Call For Papers
Call for Papers
We invite contributions on all aspects of machine learning in open domains, including, but not limited to:
Evaluation of Machine Learning in and for open worlds, including: existing or proposed benchmarks, evaluation methodology and metrics.
Machine learning approaches for tackling key challenges of open worlds, such as transfer learning, lifelong learning, domain adaptation and generalization.
Machine learning systems, software, and real-world examples of machine learning in open worlds.
Machine learning in open worlds related to language, vision, interaction, and other forms or modalities.
We welcome both theoretical and empirical contributions in all relevant areas listed above.
Submissions
We invite the submission of 4-page papers that describe original work or synthesize a previously published larger body of work that make a meaningful contribution to learning in artificial open worlds.
Submissions should be anonymized for double-blind review, and should be formatted following the ICML 2020 style and author instructions where applicable. The 4-page limit excludes references and supplementary material.

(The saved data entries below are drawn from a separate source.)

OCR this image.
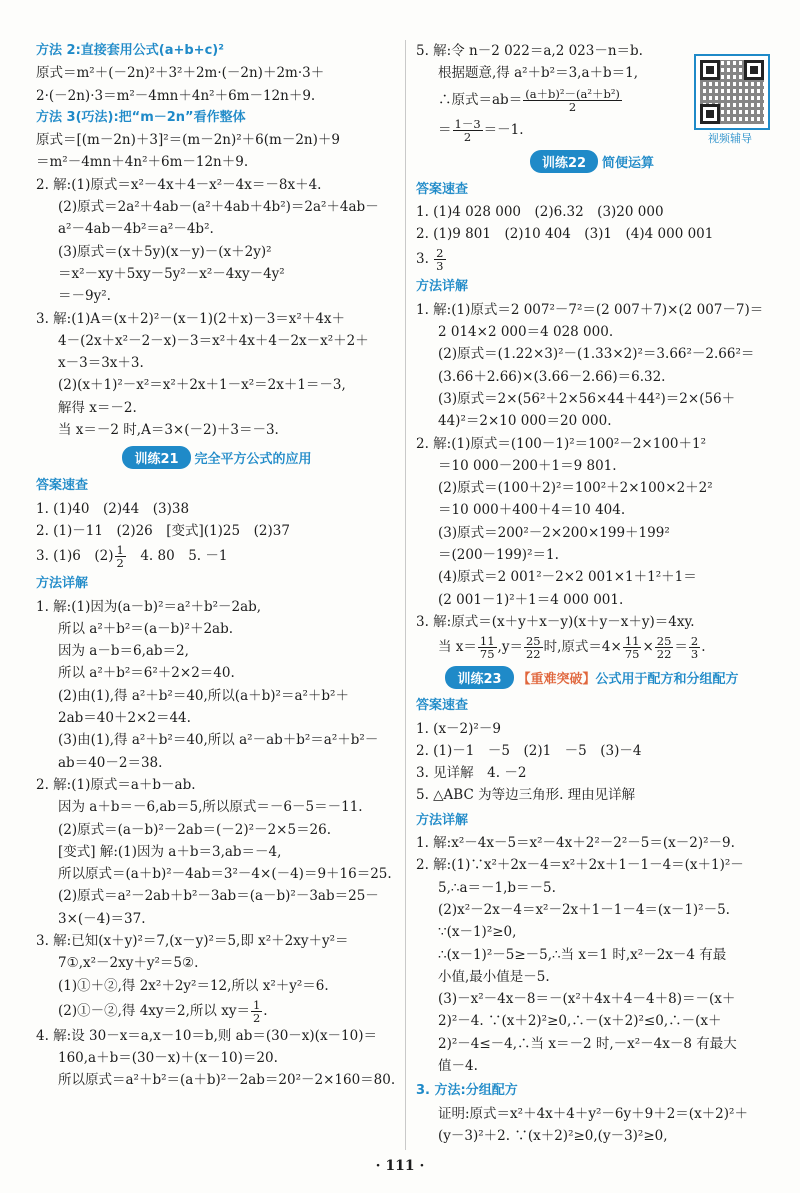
方法 2:直接套用公式(a+b+c)²
原式＝m²＋(－2n)²＋3²＋2m·(－2n)＋2m·3＋
2·(－2n)·3＝m²－4mn＋4n²＋6m－12n＋9.
方法 3(巧法):把“m－2n”看作整体
原式＝[(m－2n)＋3]²＝(m－2n)²＋6(m－2n)＋9
＝m²－4mn＋4n²＋6m－12n＋9.
2. 解:(1)原式＝x²－4x＋4－x²－4x＝－8x＋4.
(2)原式＝2a²＋4ab－(a²＋4ab＋4b²)＝2a²＋4ab－
a²－4ab－4b²＝a²－4b².
(3)原式＝(x＋5y)(x－y)－(x＋2y)²
＝x²－xy＋5xy－5y²－x²－4xy－4y²
＝－9y².
3. 解:(1)A＝(x＋2)²－(x－1)(2＋x)－3＝x²＋4x＋
4－(2x＋x²－2－x)－3＝x²＋4x＋4－2x－x²＋2＋
x－3＝3x＋3.
(2)(x＋1)²－x²＝x²＋2x＋1－x²＝2x＋1＝－3,
解得 x＝－2.
当 x＝－2 时,A＝3×(－2)＋3＝－3.
训练21 完全平方公式的应用
答案速查
1. (1)40　(2)44　(3)38
2. (1)－11　(2)26　[变式](1)25　(2)37
3. (1)6　$(2) \frac{1}{2}$ 　4. 80　5. －1
方法详解
1. 解:(1)因为(a－b)²＝a²＋b²－2ab,
所以 a²＋b²＝(a－b)²＋2ab.
因为 a－b＝6,ab＝2,
所以 a²＋b²＝6²＋2×2＝40.
(2)由(1),得 a²＋b²＝40,所以(a＋b)²＝a²＋b²＋
2ab＝40＋2×2＝44.
(3)由(1),得 a²＋b²＝40,所以 a²－ab＋b²＝a²＋b²－
ab＝40－2＝38.
2. 解:(1)原式＝a＋b－ab.
因为 a＋b＝－6,ab＝5,所以原式＝－6－5＝－11.
(2)原式＝(a－b)²－2ab＝(－2)²－2×5＝26.
[变式] 解:(1)因为 a＋b＝3,ab＝－4,
所以原式＝(a＋b)²－4ab＝3²－4×(－4)＝9＋16＝25.
(2)原式＝a²－2ab＋b²－3ab＝(a－b)²－3ab＝25－
3×(－4)＝37.
3. 解:已知(x＋y)²＝7,(x－y)²＝5,即 x²＋2xy＋y²＝
7①,x²－2xy＋y²＝5②.
(1)①＋②,得 2x²＋2y²＝12,所以 x²＋y²＝6.
(2)①－②,得 4xy＝2,所以 $xy= \frac{1}{2}$ .
4. 解:设 30－x＝a,x－10＝b,则 ab＝(30－x)(x－10)＝
160,a＋b＝(30－x)＋(x－10)＝20.
所以原式＝a²＋b²＝(a＋b)²－2ab＝20²－2×160＝80.
5. 解:令 n－2 022＝a,2 023－n＝b.
根据题意,得 a²＋b²＝3,a＋b＝1,
∴原式$=ab= \frac{\text{(a＋b)²－(a²＋b²)}}{2}$
＝ $\frac{1-3}{2} =-1$.
训练22 简便运算
答案速查
1. (1)4 028 000　(2)6.32　(3)20 000
2. (1)9 801　(2)10 404　(3)1　(4)4 000 001
3. $\frac{2}{3}$
方法详解
1. 解:(1)原式＝2 007²－7²＝(2 007＋7)×(2 007－7)＝
2 014×2 000＝4 028 000.
(2)原式＝(1.22×3)²－(1.33×2)²＝3.66²－2.66²＝
(3.66＋2.66)×(3.66－2.66)＝6.32.
(3)原式＝2×(56²＋2×56×44＋44²)＝2×(56＋
44)²＝2×10 000＝20 000.
2. 解:(1)原式＝(100－1)²＝100²－2×100＋1²
＝10 000－200＋1＝9 801.
(2)原式＝(100＋2)²＝100²＋2×100×2＋2²
＝10 000＋400＋4＝10 404.
(3)原式＝200²－2×200×199＋199²
＝(200－199)²＝1.
(4)原式＝2 001²－2×2 001×1＋1²＋1＝
(2 001－1)²＋1＝4 000 001.
3. 解:原式＝(x＋y＋x－y)(x＋y－x＋y)＝4xy.
当 $x= \frac{11}{75} ,y= \frac{25}{22}$ 时,原式$=4\times \frac{11}{75} \times \frac{25}{22} = \frac{2}{3}$ .
训练23 【重难突破】公式用于配方和分组配方
答案速查
1. (x－2)²－9
2. (1)－1　－5　(2)1　－5　(3)－4
3. 见详解　4. －2
5. △ABC 为等边三角形. 理由见详解
方法详解
1. 解:x²－4x－5＝x²－4x＋2²－2²－5＝(x－2)²－9.
2. 解:(1)∵x²＋2x－4＝x²＋2x＋1－1－4＝(x＋1)²－
5,∴a＝－1,b＝－5.
(2)x²－2x－4＝x²－2x＋1－1－4＝(x－1)²－5.
∵(x－1)²≥0,
∴(x－1)²－5≥－5,∴当 x＝1 时,x²－2x－4 有最
小值,最小值是－5.
(3)－x²－4x－8＝－(x²＋4x＋4－4＋8)＝－(x＋
2)²－4. ∵(x＋2)²≥0,∴－(x＋2)²≤0,∴－(x＋
2)²－4≤－4,∴当 x＝－2 时,－x²－4x－8 有最大
值－4.
3. 方法:分组配方
证明:原式＝x²＋4x＋4＋y²－6y＋9＋2＝(x＋2)²＋
(y－3)²＋2. ∵(x＋2)²≥0,(y－3)²≥0,
视频辅导
· 111 ·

Paper submission is electronic via the CMT system: http://cmt3.research.microsoft.com/LAOW2020
Acceptance decisions will be made based on a minimum of two double blind reviews.
Important Dates
Submission deadline: 22 June 2020
Notification of acceptance: 6 July 2020
Final version of accepted papers due: 10 July 2020 (final versions will be posted on the workshop website)
Workshop: 17 or 18 July 2020
All deadlines are specified as anywhere on Earth.